Mexico is the United States' third-biggest trading partner, after Canada and China, and a signatory of Nafta, a free-trade deal. Yet, amazingly, the vicious power struggle between the state and the cartels, a serious foreign policy issue, never featured in the US presidential campaign.
Last month, Forbes magazine asked if Mexico was a failed state. Despite official outrage at this question, it is a valid one. Fears for the survival of Mexican democracy are real. Well-armed gangs control large areas of Mexican territory, a direct challenge to the state's legitimacy, while their wealth buys them growing political influence.
As the security situation unravels, civilian power is increasingly ceded to de facto military control, with soldiers patrolling 18 out of Mexico's 31 states.
"The consequences for both our countries in the near future and the not-so-near future could not be greater," Walters told Forbes. "The consequences if President Calderon fails and the institutions of government, at least in the northern part of his country, become controlled by terrorist mafias - well, we worry about ungoverned spaces far away from the US and this is right next door."
The last time that happened, in 1916, Pancho Villa raided Columbus, New Mexico, almost precipitating war.
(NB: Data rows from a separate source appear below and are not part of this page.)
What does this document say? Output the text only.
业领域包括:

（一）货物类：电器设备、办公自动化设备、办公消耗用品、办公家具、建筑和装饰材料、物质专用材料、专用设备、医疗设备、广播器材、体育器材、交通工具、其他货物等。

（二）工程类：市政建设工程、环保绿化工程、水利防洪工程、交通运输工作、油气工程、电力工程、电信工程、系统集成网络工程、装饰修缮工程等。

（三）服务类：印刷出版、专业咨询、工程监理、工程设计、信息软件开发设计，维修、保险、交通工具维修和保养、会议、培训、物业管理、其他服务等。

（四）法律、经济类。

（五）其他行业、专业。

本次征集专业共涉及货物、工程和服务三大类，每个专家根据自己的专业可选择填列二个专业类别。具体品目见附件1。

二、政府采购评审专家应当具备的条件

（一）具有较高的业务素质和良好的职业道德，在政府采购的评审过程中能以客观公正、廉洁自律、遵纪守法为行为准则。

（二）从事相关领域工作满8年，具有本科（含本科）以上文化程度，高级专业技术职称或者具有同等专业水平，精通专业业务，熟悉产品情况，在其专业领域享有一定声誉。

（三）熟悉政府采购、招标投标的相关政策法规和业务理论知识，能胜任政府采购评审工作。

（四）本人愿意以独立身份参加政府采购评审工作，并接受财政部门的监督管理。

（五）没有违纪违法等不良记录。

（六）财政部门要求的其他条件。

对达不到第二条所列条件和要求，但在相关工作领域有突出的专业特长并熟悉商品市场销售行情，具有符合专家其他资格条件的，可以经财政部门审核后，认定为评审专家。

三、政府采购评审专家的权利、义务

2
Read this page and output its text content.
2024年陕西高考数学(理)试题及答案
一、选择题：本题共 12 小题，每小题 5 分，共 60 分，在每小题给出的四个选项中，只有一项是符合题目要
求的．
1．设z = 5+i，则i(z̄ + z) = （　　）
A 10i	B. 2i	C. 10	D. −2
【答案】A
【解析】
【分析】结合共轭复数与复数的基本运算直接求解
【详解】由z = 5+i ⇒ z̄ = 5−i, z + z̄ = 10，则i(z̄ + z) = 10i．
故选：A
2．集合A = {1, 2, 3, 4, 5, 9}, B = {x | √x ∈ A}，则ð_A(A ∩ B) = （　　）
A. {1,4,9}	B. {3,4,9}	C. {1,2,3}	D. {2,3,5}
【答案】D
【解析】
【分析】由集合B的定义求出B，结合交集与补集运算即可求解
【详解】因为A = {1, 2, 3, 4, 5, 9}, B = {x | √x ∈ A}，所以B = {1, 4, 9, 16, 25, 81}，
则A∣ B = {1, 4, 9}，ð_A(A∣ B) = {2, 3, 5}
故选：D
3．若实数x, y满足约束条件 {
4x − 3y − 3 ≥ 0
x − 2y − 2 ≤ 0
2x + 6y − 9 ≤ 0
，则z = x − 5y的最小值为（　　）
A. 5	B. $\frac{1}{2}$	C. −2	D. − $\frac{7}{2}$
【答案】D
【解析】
American military efforts to hunt Villa down failed. There is no word yet on whether terrorists are involved with Mexico's drug mafias.
Ironically, there are parallels between Mexico's narco-insurgency and Afghanistan, where opium fuels the Taleban. It took the US a long time to join the dots there too. As the Pentagon moves to recalibrate its emphasis towards asymmetric warfare posed by 21st century challenges - and transnational crime is on the list - Mexico, rent by the most serious challenge to Government authority since the revolution a century ago, is looming as a daunting threat.